Elena Botchorichvili

sovki

Qui est-il, cet Artchil Gomarteli ? Le diable ou le bon Dieu ?

Ce qui est certain, c’est qu’il a hérité de la voix magique. La

fameuse voix des Gomarteli, qui confère sa vertu curative au

baume qui fait la fortune de la famille depuis trois générations.

Cette même voix qui rend toutes les femmes folles d’amour,

sans exception : « Arrr… crient-elles en montant au ciel…

Arrr-tchil ! » Est-ce parce qu’il est constamment entouré de

rugissements qu’on le qualifie également de lion ?

Qui sont ces gens de l’ère soviétique, ces « Sovki » ? Pourquoi

sont-ils mêlés les uns aux autres, comme des ingrédients indif-

férenciés d’une pommade ?

Qui est Staline ? Le diable ? Dieu ? Un parfait idiot ?

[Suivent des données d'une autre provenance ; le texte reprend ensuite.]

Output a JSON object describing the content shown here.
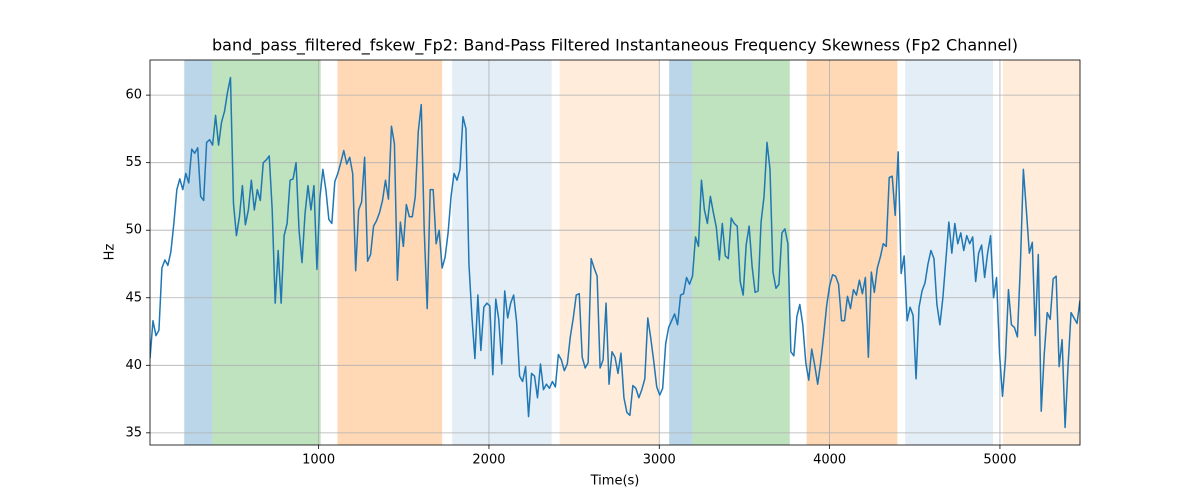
{
  "chart_data": {
    "type": "line",
    "title": "band_pass_filtered_fskew_Fp2: Band-Pass Filtered Instantaneous Frequency Skewness (Fp2 Channel)",
    "xlabel": "Time(s)",
    "ylabel": "Hz",
    "xlim": [
      10,
      5470
    ],
    "ylim": [
      34.1,
      62.6
    ],
    "xticks": [
      1000,
      2000,
      3000,
      4000,
      5000
    ],
    "yticks": [
      35,
      40,
      45,
      50,
      55,
      60
    ],
    "grid": true,
    "spans": [
      {
        "x0": 211,
        "x1": 374,
        "color": "#1f77b4",
        "alpha": 0.3
      },
      {
        "x0": 374,
        "x1": 1012,
        "color": "#2ca02c",
        "alpha": 0.3
      },
      {
        "x0": 1111,
        "x1": 1725,
        "color": "#ff7f0e",
        "alpha": 0.3
      },
      {
        "x0": 1784,
        "x1": 2368,
        "color": "#1f77b4",
        "alpha": 0.12
      },
      {
        "x0": 2415,
        "x1": 3000,
        "color": "#ff7f0e",
        "alpha": 0.15
      },
      {
        "x0": 3058,
        "x1": 3193,
        "color": "#1f77b4",
        "alpha": 0.3
      },
      {
        "x0": 3193,
        "x1": 3766,
        "color": "#2ca02c",
        "alpha": 0.3
      },
      {
        "x0": 3865,
        "x1": 4398,
        "color": "#ff7f0e",
        "alpha": 0.3
      },
      {
        "x0": 4444,
        "x1": 4959,
        "color": "#1f77b4",
        "alpha": 0.12
      },
      {
        "x0": 5018,
        "x1": 5470,
        "color": "#ff7f0e",
        "alpha": 0.15
      }
    ],
    "x": [
      10,
      27.5,
      45,
      62.5,
      80,
      97.5,
      115,
      132.5,
      150,
      167.5,
      185,
      202.5,
      220,
      237.5,
      255,
      272.5,
      290,
      307.5,
      325,
      342.5,
      360,
      377.5,
      395,
      412.5,
      430,
      447.5,
      465,
      482.5,
      500,
      517.5,
      535,
      552.5,
      570,
      587.5,
      605,
      622.5,
      640,
      657.5,
      675,
      692.5,
      710,
      727.5,
      745,
      762.5,
      780,
      797.5,
      815,
      832.5,
      850,
      867.5,
      885,
      902.5,
      920,
      937.5,
      955,
      972.5,
      990,
      1007.5,
      1025,
      1042.5,
      1060,
      1077.5,
      1095,
      1112.5,
      1130,
      1147.5,
      1165,
      1182.5,
      1200,
      1217.5,
      1235,
      1252.5,
      1270,
      1287.5,
      1305,
      1322.5,
      1340,
      1357.5,
      1375,
      1392.5,
      1410,
      1427.5,
      1445,
      1462.5,
      1480,
      1497.5,
      1515,
      1532.5,
      1550,
      1567.5,
      1585,
      1602.5,
      1620,
      1637.5,
      1655,
      1672.5,
      1690,
      1707.5,
      1725,
      1742.5,
      1760,
      1777.5,
      1795,
      1812.5,
      1830,
      1847.5,
      1865,
      1882.5,
      1900,
      1917.5,
      1935,
      1952.5,
      1970,
      1987.5,
      2005,
      2022.5,
      2040,
      2057.5,
      2075,
      2092.5,
      2110,
      2127.5,
      2145,
      2162.5,
      2180,
      2197.5,
      2215,
      2232.5,
      2250,
      2267.5,
      2285,
      2302.5,
      2320,
      2337.5,
      2355,
      2372.5,
      2390,
      2407.5,
      2425,
      2442.5,
      2460,
      2477.5,
      2495,
      2512.5,
      2530,
      2547.5,
      2565,
      2582.5,
      2600,
      2617.5,
      2635,
      2652.5,
      2670,
      2687.5,
      2705,
      2722.5,
      2740,
      2757.5,
      2775,
      2792.5,
      2810,
      2827.5,
      2845,
      2862.5,
      2880,
      2897.5,
      2915,
      2932.5,
      2950,
      2967.5,
      2985,
      3002.5,
      3020,
      3037.5,
      3055,
      3072.5,
      3090,
      3107.5,
      3125,
      3142.5,
      3160,
      3177.5,
      3195,
      3212.5,
      3230,
      3247.5,
      3265,
      3282.5,
      3300,
      3317.5,
      3335,
      3352.5,
      3370,
      3387.5,
      3405,
      3422.5,
      3440,
      3457.5,
      3475,
      3492.5,
      3510,
      3527.5,
      3545,
      3562.5,
      3580,
      3597.5,
      3615,
      3632.5,
      3650,
      3667.5,
      3685,
      3702.5,
      3720,
      3737.5,
      3755,
      3772.5,
      3790,
      3807.5,
      3825,
      3842.5,
      3860,
      3877.5,
      3895,
      3912.5,
      3930,
      3947.5,
      3965,
      3982.5,
      4000,
      4017.5,
      4035,
      4052.5,
      4070,
      4087.5,
      4105,
      4122.5,
      4140,
      4157.5,
      4175,
      4192.5,
      4210,
      4227.5,
      4245,
      4262.5,
      4280,
      4297.5,
      4315,
      4332.5,
      4350,
      4367.5,
      4385,
      4402.5,
      4420,
      4437.5,
      4455,
      4472.5,
      4490,
      4507.5,
      4525,
      4542.5,
      4560,
      4577.5,
      4595,
      4612.5,
      4630,
      4647.5,
      4665,
      4682.5,
      4700,
      4717.5,
      4735,
      4752.5,
      4770,
      4787.5,
      4805,
      4822.5,
      4840,
      4857.5,
      4875,
      4892.5,
      4910,
      4927.5,
      4945,
      4962.5,
      4980,
      4997.5,
      5015,
      5032.5,
      5050,
      5067.5,
      5085,
      5102.5,
      5120,
      5137.5,
      5155,
      5172.5,
      5190,
      5207.5,
      5225,
      5242.5,
      5260,
      5277.5,
      5295,
      5312.5,
      5330,
      5347.5,
      5365,
      5382.5,
      5400,
      5417.5,
      5435,
      5452.5,
      5470
    ],
    "series": [
      {
        "color": "#1f77b4",
        "values": [
          40.5,
          43.3,
          42.2,
          42.6,
          47.2,
          47.8,
          47.4,
          48.4,
          50.5,
          53,
          53.8,
          53,
          54.2,
          53.5,
          56,
          55.7,
          56.1,
          52.5,
          52.2,
          56.5,
          56.7,
          56.3,
          58.5,
          56.3,
          58,
          58.8,
          60.2,
          61.3,
          52,
          49.6,
          51,
          53.3,
          50.4,
          51.5,
          53.7,
          51.5,
          53,
          52.2,
          55,
          55.2,
          55.5,
          51.5,
          44.6,
          48.5,
          44.6,
          49.6,
          50.5,
          53.7,
          53.8,
          55,
          50,
          47.6,
          51.2,
          53.3,
          51.5,
          53.3,
          47.1,
          52.4,
          54.5,
          53,
          50.8,
          50.5,
          53.6,
          54.2,
          55,
          55.9,
          54.9,
          55.4,
          54.2,
          47,
          51.5,
          52.1,
          55.4,
          47.7,
          48.2,
          50.3,
          50.7,
          51.3,
          52.2,
          53.7,
          52.3,
          57.7,
          56.4,
          46.3,
          50.6,
          48.8,
          51.9,
          51,
          51,
          52.5,
          57.3,
          59.3,
          50,
          44.2,
          53,
          53,
          49,
          50,
          47.2,
          48,
          49.8,
          52.5,
          54.2,
          53.7,
          54.5,
          58.4,
          57.5,
          47.5,
          43.6,
          40.5,
          45.2,
          41.1,
          44.3,
          44.6,
          44.4,
          39.3,
          44.9,
          43.4,
          40.1,
          45.5,
          43.5,
          44.6,
          45.2,
          43.2,
          39.2,
          38.8,
          39.9,
          36.2,
          39.4,
          39.2,
          37.6,
          40.1,
          38.2,
          38.6,
          38.3,
          38.8,
          38.4,
          40.8,
          40.4,
          39.6,
          40.1,
          42.1,
          43.5,
          45.2,
          45.3,
          40.6,
          39.8,
          40.2,
          47.9,
          47.2,
          46.6,
          39.8,
          40.4,
          44.6,
          38.6,
          41,
          40.6,
          39.4,
          40.9,
          37.6,
          36.5,
          36.3,
          38.5,
          38.3,
          37.6,
          38.2,
          39,
          43.5,
          42,
          40.3,
          38.4,
          37.8,
          38.3,
          41.6,
          42.8,
          43.3,
          43.8,
          43,
          45.2,
          45.3,
          46.5,
          46,
          46.6,
          49.5,
          48.8,
          53.7,
          51.5,
          50.5,
          52.5,
          51.3,
          50.2,
          47.8,
          50.5,
          48.1,
          47.9,
          50.9,
          50.5,
          50.3,
          46.2,
          45.2,
          48.9,
          50.3,
          47.3,
          45.4,
          45.5,
          50.6,
          52.5,
          56.5,
          54.5,
          46.9,
          45.7,
          46,
          49.8,
          50.1,
          49,
          41,
          40.7,
          43.6,
          44.5,
          43,
          40.2,
          38.9,
          41.2,
          40,
          38.6,
          40.2,
          42.2,
          44.4,
          45.9,
          46.7,
          46.6,
          46,
          43.3,
          43.3,
          45.1,
          44.2,
          45.6,
          45.2,
          46.3,
          45.3,
          46.5,
          40.6,
          46.9,
          45.4,
          47.2,
          48,
          49,
          48.8,
          53.9,
          54,
          51.1,
          55.8,
          46.8,
          48.1,
          43.3,
          44.3,
          43.7,
          39,
          44.3,
          45.5,
          46.1,
          47.5,
          48.5,
          47.9,
          44.5,
          43,
          45,
          47.8,
          50.6,
          48.3,
          50.5,
          49,
          49.8,
          48.5,
          49.6,
          49,
          49.5,
          46.2,
          48.3,
          48.9,
          46.5,
          48.3,
          49.6,
          45,
          46.5,
          40.9,
          37.7,
          40.5,
          45.6,
          43,
          42.8,
          42.1,
          47.4,
          54.5,
          51.5,
          48.3,
          49.1,
          42.2,
          48.2,
          36.6,
          40.8,
          43.9,
          43.4,
          46.4,
          46.6,
          39.9,
          41.9,
          35.4,
          40,
          43.9,
          43.5,
          43.1,
          44.8
        ]
      }
    ]
  }
}
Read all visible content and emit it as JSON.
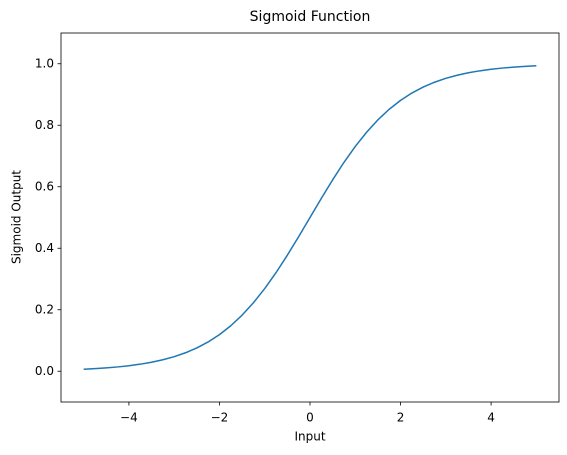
{
  "chart_data": {
    "type": "line",
    "title": "Sigmoid Function",
    "x_label": "Input",
    "y_label": "Sigmoid Output",
    "color": "#1f77b4",
    "x": [
      -5,
      -4.75,
      -4.5,
      -4.25,
      -4,
      -3.75,
      -3.5,
      -3.25,
      -3,
      -2.75,
      -2.5,
      -2.25,
      -2,
      -1.75,
      -1.5,
      -1.25,
      -1,
      -0.75,
      -0.5,
      -0.25,
      0,
      0.25,
      0.5,
      0.75,
      1,
      1.25,
      1.5,
      1.75,
      2,
      2.25,
      2.5,
      2.75,
      3,
      3.25,
      3.5,
      3.75,
      4,
      4.25,
      4.5,
      4.75,
      5
    ],
    "values": [
      0.0067,
      0.0086,
      0.011,
      0.014,
      0.018,
      0.023,
      0.0293,
      0.0374,
      0.0474,
      0.0601,
      0.0759,
      0.0953,
      0.1192,
      0.148,
      0.1824,
      0.2227,
      0.2689,
      0.3208,
      0.3775,
      0.4378,
      0.5,
      0.5622,
      0.6225,
      0.6792,
      0.7311,
      0.7773,
      0.8176,
      0.852,
      0.8808,
      0.9047,
      0.9241,
      0.9399,
      0.9526,
      0.9626,
      0.9707,
      0.977,
      0.982,
      0.986,
      0.989,
      0.9914,
      0.9933
    ],
    "xlim": [
      -5.5,
      5.5
    ],
    "xticks": [
      {
        "value": -4,
        "label": "−4"
      },
      {
        "value": -2,
        "label": "−2"
      },
      0,
      2,
      4
    ],
    "ylim": [
      -0.1,
      1.1
    ],
    "yticks": [
      {
        "value": 0,
        "label": "0.0"
      },
      0.2,
      0.4,
      0.6,
      0.8,
      {
        "value": 1,
        "label": "1.0"
      }
    ]
  }
}
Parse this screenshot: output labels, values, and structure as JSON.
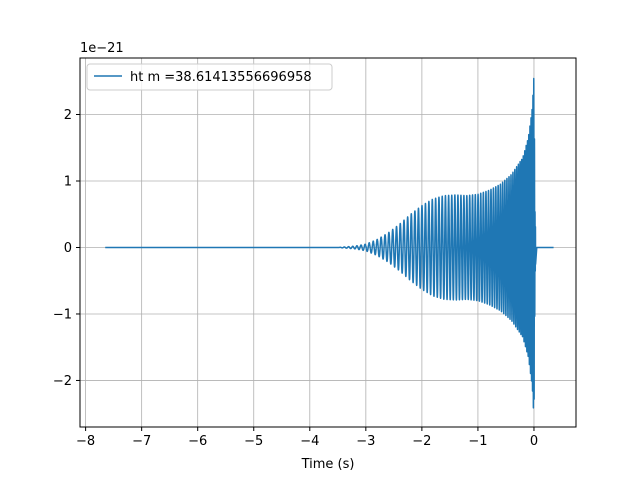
{
  "chart_data": {
    "type": "line",
    "title": "",
    "xlabel": "Time (s)",
    "ylabel": "",
    "y_offset_label": "1e−21",
    "xlim": [
      -8.1,
      0.75
    ],
    "ylim": [
      -2.7,
      2.85
    ],
    "grid": true,
    "legend_position": "top-left",
    "x_ticks": [
      -8,
      -7,
      -6,
      -5,
      -4,
      -3,
      -2,
      -1,
      0
    ],
    "x_tick_labels": [
      "−8",
      "−7",
      "−6",
      "−5",
      "−4",
      "−3",
      "−2",
      "−1",
      "0"
    ],
    "y_ticks": [
      -2,
      -1,
      0,
      1,
      2
    ],
    "y_tick_labels": [
      "−2",
      "−1",
      "0",
      "1",
      "2"
    ],
    "series": [
      {
        "name": "ht m =38.61413556696958",
        "color": "#1f77b4",
        "t_start": -7.65,
        "t_end": 0.35,
        "merger_time": 0.0,
        "peak_amplitude": 2.6,
        "envelope_t": [
          -3.5,
          -3.2,
          -3.0,
          -2.8,
          -2.6,
          -2.4,
          -2.2,
          -2.0,
          -1.8,
          -1.6,
          -1.4,
          -1.2,
          -1.0,
          -0.8,
          -0.6,
          -0.4,
          -0.2,
          -0.1,
          -0.03,
          0.0,
          0.02,
          0.05
        ],
        "envelope_a": [
          0.0,
          0.02,
          0.05,
          0.12,
          0.22,
          0.35,
          0.5,
          0.63,
          0.73,
          0.78,
          0.79,
          0.78,
          0.8,
          0.86,
          0.95,
          1.1,
          1.35,
          1.65,
          2.1,
          2.6,
          0.4,
          0.0
        ]
      }
    ]
  }
}
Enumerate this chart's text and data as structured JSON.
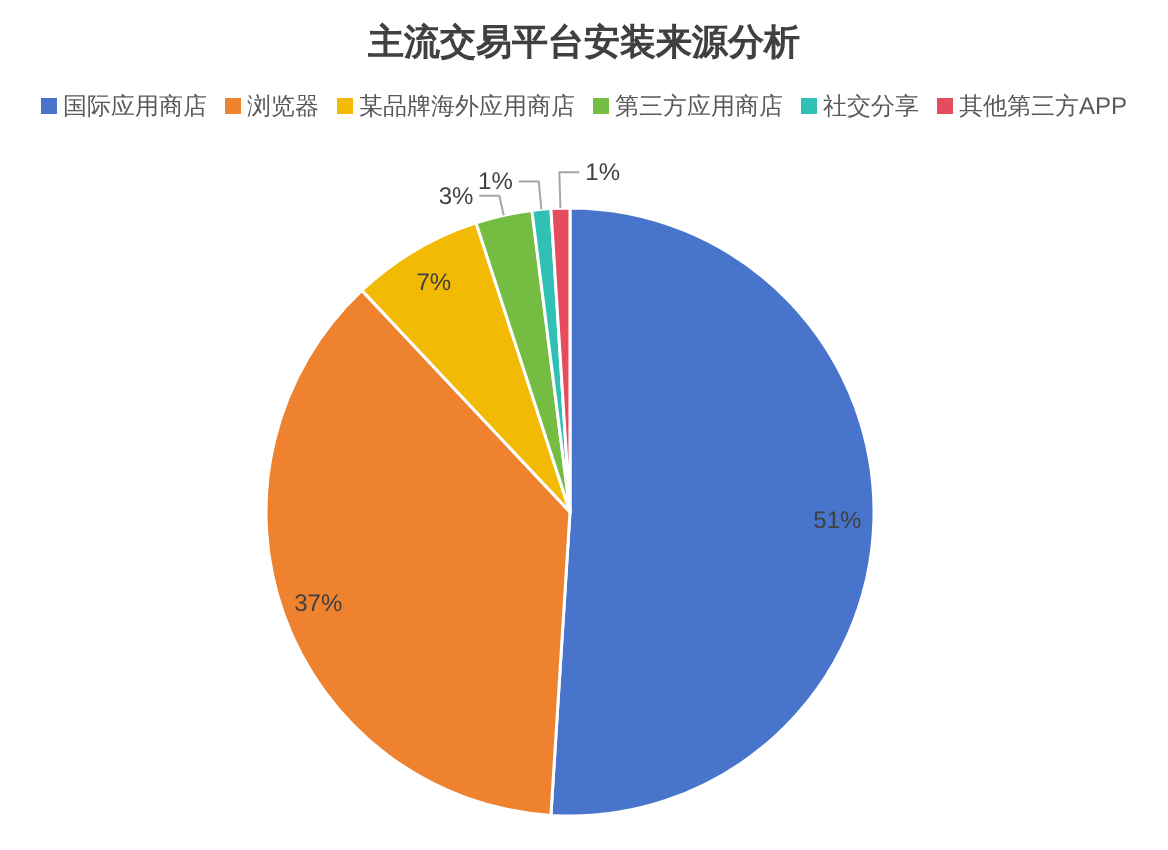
{
  "chart_data": {
    "type": "pie",
    "title": "主流交易平台安装来源分析",
    "categories": [
      "国际应用商店",
      "浏览器",
      "某品牌海外应用商店",
      "第三方应用商店",
      "社交分享",
      "其他第三方APP"
    ],
    "values": [
      51,
      37,
      7,
      3,
      1,
      1
    ],
    "colors": [
      "#4874cb",
      "#ee822f",
      "#f2ba02",
      "#75bd42",
      "#30c0b4",
      "#e54c5e"
    ],
    "value_labels": [
      "51%",
      "37%",
      "7%",
      "3%",
      "1%",
      "1%"
    ],
    "legend": "top"
  }
}
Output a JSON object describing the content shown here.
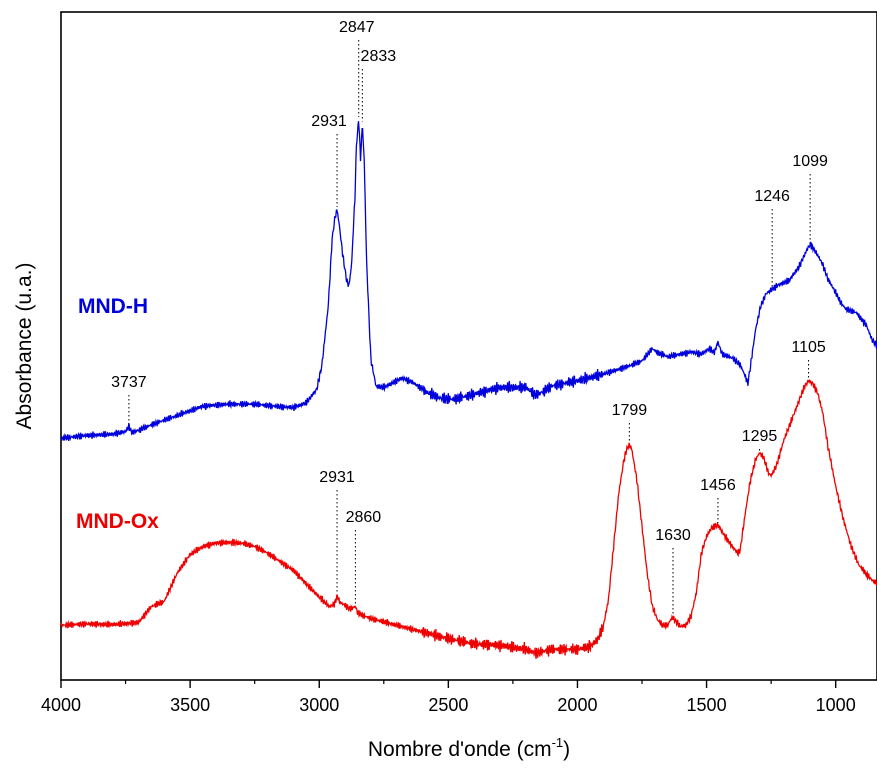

Elena Botchorichvili a écrit Sovki en phrases très courtes,

pleines de subtilité et d’humour noir. C’est toute une société

et tout un pan de l’histoire du xxe siècle qu’elle nous raconte,

en très peu de pages. En quelques mots, elle nous fait partager

tout le tragique, tout le pathétique — ou tout le comique —

de la destinée des personnages inoubliables qu’elle met en scène.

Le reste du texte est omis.